Eau, textile, agriculture, déchets : des enjeux et des solutions multiples.
De l’eau au textile, il n’y a qu’un pas. Car l’industrie textile consomme 40 000 milliards de litres d’eau par an. Et le bilan social et écologique de cette industrie qui pèse plus de 10 milliards d’euros fait régulièrement la une de l’actualité. Et pour cause, les drames humains se succèdent aux scandales environnementaux. C’est face au constat sur l’opacité des processus de production textile que Julia Faure a lancé sa start-up Loom. Pour repenser le rapport au vêtement, pour produire moins, en toute transparence, et à un prix juste pour le consommateur. Le succès commercial est là, mais le parcours, dans une industrie qui peine (ou refuse?) à se réinventer, est semé d’embûches.
Pour remonter les chaînes de production des filières textiles, identifier les fournisseurs et leurs pratiques, Pascal Dagras, intrapreneur au Ministère de la transition écologique et de la cohésion des territoires, travaille sur un projet : Ecobalyse , anciennement Wikicarbone . Le but, c’est d’évaluer l’impact écologique de la production (matière, filature) d’un vêtement. Et le travail à mener est “gigantesque” car dans l’industrie du textile, l’opacité règne en maître. D’autant que le piège de la seconde main (qui représente ¼ de nos gardes robes), marketé comme “plus écolo”, enferme le consommateur dans des habitudes de surconsommation. Le vêtement de seconde main est ainsi le plus souvent issu de la fast-fashion, alimente le secteur de la mode traditionnelle, pousse à vendre et acheter plutôt que de garder, et pollue (notamment à cause des émissions de CO2 liées au transport).
Autre start-up qui veut repenser notre rapport à la consommation : Spareka. L’entreprise vous propose de réparer vos appareils électroménagers au lieu de les jeter grâce à plus de 1000 tutoriels accessibles en ligne. Et si ça n’est pas réparable avec les moyens du bord, la start-up peut vous proposer la pièce détachée à changer. Le but ? Lutter contre l’obsolescence programmée, des objets cette fois ! Et c’est un pari gagné.
Autre pari audacieux, celui des Alchimistes et de leurs couches pour bébé innovantes car… compostables. De vraies “couches fertiles”, étonnantes, qui passent des fesses de bébé au jardin en se transformant en engrais.
Vincent Garcia et Martin d’Agay ont quant à eux fondé Kikleo pour s’attaquer au gaspillage alimentaire.
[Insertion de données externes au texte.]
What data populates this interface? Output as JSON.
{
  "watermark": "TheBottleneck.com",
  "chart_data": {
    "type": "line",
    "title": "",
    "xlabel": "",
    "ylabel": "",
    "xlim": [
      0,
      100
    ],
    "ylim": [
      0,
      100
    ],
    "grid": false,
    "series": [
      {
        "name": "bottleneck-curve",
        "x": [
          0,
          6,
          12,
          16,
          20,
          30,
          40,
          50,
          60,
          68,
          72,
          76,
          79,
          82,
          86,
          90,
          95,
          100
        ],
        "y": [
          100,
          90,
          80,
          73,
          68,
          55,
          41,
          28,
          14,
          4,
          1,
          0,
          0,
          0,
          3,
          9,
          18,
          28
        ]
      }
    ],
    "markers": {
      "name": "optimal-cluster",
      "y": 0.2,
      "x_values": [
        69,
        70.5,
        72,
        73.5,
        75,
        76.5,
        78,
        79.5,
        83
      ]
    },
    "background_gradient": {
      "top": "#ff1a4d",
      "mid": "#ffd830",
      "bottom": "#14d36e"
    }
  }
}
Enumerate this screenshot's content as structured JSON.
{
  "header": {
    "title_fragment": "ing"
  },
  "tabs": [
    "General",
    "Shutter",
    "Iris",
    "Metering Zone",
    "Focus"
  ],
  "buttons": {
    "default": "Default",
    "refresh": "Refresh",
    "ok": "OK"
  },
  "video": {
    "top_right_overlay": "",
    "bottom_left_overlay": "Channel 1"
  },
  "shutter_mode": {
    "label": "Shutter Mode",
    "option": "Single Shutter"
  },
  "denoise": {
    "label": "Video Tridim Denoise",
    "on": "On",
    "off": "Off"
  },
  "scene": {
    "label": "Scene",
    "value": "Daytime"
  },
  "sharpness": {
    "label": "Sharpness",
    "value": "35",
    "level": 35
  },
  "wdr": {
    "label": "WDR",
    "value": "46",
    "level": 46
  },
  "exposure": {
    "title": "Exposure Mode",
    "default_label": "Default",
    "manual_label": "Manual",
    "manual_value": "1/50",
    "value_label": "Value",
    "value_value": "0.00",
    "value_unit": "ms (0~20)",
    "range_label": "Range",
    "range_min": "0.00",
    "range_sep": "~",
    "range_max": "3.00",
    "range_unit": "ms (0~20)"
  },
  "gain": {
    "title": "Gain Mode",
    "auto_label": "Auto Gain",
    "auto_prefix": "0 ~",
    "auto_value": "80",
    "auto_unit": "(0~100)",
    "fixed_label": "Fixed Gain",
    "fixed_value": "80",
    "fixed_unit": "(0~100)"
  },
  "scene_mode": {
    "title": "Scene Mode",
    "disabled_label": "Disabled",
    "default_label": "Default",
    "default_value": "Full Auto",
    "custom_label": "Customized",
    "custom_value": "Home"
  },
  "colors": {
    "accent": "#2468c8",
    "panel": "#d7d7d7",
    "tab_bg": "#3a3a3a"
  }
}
Et ce, grâce à une caméra intelligente, capable de détecter ce qui reste au fond des assiettes de la restauration collective et finit trop souvent à la poubelle. Les deux anciens étudiants (qui ont lancé leur projet d’étude sur leur campus en partenariat avec les restaurants universitaires du Crous de Lyon ) travaillent aujourd’hui avec 60 restaurants dans tout l’hexagone et œuvrent à réduire le gaspillage alimentaire en salle comme en cuisine.
A propos d’alimentation, un steak de mouche, ça vous tente ? La start-up Innovafeed a bien l’intention de bousculer vos à-priori en transformant la mouche dite “du soldat noir”, Hermetia Illucens, en denrée pour l’alimentation végétale et animale. L’entreprise nous a ouvert les portes de son “usine à mouches” créée en 2020 à Nesle dans le département de la Somme. Une plongée déroutante dans l’univers de l’alimentation de demain .
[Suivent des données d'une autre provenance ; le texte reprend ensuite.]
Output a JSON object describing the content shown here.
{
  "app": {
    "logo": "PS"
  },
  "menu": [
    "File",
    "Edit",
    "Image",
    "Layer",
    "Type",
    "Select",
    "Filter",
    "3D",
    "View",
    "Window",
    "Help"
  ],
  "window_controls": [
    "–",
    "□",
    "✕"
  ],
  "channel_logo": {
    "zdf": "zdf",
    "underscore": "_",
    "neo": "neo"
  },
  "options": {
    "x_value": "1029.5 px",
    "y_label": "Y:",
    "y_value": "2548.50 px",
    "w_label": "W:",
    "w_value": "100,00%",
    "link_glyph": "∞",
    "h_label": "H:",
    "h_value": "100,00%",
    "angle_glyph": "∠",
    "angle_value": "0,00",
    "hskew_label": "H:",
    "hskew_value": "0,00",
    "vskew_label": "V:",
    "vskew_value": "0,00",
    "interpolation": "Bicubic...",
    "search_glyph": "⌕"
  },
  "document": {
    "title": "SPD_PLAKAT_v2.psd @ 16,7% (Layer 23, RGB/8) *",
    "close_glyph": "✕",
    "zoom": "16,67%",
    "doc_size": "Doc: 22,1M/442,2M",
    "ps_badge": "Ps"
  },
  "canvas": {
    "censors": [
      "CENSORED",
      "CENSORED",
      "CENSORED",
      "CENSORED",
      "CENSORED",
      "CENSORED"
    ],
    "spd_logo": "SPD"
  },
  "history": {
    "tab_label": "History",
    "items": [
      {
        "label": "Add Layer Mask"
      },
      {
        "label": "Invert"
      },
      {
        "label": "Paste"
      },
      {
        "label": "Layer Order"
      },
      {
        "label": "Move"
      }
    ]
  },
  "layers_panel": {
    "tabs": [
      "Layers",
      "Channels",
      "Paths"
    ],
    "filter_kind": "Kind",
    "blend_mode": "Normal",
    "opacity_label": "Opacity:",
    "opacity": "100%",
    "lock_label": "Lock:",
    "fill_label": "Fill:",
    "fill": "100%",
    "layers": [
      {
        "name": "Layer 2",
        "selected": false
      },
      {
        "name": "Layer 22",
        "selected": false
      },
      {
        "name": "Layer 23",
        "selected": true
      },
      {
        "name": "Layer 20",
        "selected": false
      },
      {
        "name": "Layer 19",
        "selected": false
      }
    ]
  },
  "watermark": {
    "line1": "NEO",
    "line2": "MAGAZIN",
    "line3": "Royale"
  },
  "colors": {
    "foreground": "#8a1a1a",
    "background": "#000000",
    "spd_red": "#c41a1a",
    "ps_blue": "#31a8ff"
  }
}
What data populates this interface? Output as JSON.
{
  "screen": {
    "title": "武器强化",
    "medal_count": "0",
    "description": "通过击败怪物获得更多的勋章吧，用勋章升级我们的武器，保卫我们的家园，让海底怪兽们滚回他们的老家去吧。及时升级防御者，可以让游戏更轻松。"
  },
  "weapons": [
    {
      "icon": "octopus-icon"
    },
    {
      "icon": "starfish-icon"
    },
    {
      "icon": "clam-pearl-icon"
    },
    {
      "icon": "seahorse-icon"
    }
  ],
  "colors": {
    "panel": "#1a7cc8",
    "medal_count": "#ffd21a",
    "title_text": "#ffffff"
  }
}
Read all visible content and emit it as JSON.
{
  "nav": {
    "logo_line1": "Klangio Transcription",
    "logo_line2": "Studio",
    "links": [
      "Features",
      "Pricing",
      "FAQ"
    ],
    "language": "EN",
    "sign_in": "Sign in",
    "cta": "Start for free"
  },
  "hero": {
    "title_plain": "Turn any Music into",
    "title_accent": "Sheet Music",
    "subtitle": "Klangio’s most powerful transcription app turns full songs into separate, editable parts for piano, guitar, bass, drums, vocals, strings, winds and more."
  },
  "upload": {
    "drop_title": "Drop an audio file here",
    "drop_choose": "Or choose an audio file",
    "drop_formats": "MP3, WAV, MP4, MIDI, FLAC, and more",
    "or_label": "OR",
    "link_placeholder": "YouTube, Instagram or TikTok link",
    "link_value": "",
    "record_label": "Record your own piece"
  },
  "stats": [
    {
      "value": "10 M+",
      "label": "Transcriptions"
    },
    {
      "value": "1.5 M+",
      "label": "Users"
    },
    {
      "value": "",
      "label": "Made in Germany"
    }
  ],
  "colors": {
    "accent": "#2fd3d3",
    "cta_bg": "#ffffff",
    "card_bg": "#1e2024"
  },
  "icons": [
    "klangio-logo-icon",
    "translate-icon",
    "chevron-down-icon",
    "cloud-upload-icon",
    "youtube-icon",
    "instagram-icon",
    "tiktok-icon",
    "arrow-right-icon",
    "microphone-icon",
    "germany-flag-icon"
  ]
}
Enfin, comment raconter la transition écologique sans aborder la question du logement, du transport ou encore de l’énergie ?
C’est chose faite avec Messina Guikoume, fondatrice de Messibat , qui ambitionne de transformer notre habitat. Son entreprise, fondée il y a 13 ans à Marseille, construit des édifices en terre crue (à partir de la terre excavée sur place) et érige les murs de ses bâtiments en conjuguant innovation et tradition : briques auto-bloquantes ou murs en pisé permettent de construire des bâtiments avec une bonne isolation thermique et phonique, plus respectueux de l’environnement car entièrement recyclables.
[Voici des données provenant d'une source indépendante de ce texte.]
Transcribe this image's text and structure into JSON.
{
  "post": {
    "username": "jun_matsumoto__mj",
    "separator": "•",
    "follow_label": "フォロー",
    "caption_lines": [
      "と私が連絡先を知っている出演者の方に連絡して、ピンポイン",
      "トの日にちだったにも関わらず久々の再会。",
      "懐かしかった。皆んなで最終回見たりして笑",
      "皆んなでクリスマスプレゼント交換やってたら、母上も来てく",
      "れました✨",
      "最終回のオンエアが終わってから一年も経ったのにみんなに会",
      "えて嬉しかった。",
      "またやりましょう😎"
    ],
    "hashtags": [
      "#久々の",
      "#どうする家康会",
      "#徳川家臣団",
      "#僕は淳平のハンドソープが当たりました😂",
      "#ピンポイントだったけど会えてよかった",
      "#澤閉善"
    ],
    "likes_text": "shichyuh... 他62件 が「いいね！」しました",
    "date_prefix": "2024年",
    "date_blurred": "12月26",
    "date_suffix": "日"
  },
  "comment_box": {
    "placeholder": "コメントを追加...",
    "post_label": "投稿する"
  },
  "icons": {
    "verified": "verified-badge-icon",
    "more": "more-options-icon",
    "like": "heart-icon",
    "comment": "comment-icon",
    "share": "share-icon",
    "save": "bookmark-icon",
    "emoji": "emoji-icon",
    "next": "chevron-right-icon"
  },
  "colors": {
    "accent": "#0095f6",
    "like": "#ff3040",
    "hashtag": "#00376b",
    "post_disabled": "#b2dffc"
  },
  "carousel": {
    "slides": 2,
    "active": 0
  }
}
Particuliers, entreprises et pouvoirs publics : un défi commun
C’est dans ce même épisode, sur l’éco-construction, que l’on retrouve Quentin Dubrulle. L’entrepreneur souhaite, avec Unéole, rendre nos immeubles autonomes en énergie. Ses plateformes innovantes, apposées à même le toit des immeubles, en plein cœur des villes, allient énergie solaire et éolienne pour permettre à chacun de se lancer dans l’autoconsommation individuelle ou collective.
Quant à vos trajets quotidiens, Ecov, et son fondateur Thomas Matagne, développent sur l’ensemble du territoire des lignes de covoiturage qui permettent de covoiturer comme on prendrait le bus grâce à des partenariats publics. Peut-être covoiturerez-vous à bord d’un véhicule transformé par Tolv, anciennement Phénix Mobility , qui transforme les véhicules essence en les dotant de moteurs électriques.
A l’heure où les préoccupations environnementales nous rattrapent toujours plus vite, dressant un tableau pessimiste pour l’avenir de la planète, la production de ce podcast a été riche d’apprentissages et d’éclairages, ouvrant, avec ces solutions innovantes, un champ des possibles pour sortir de l’impasse écologique.
Ne reste plus qu’à vous souhaiter une bonne écoute !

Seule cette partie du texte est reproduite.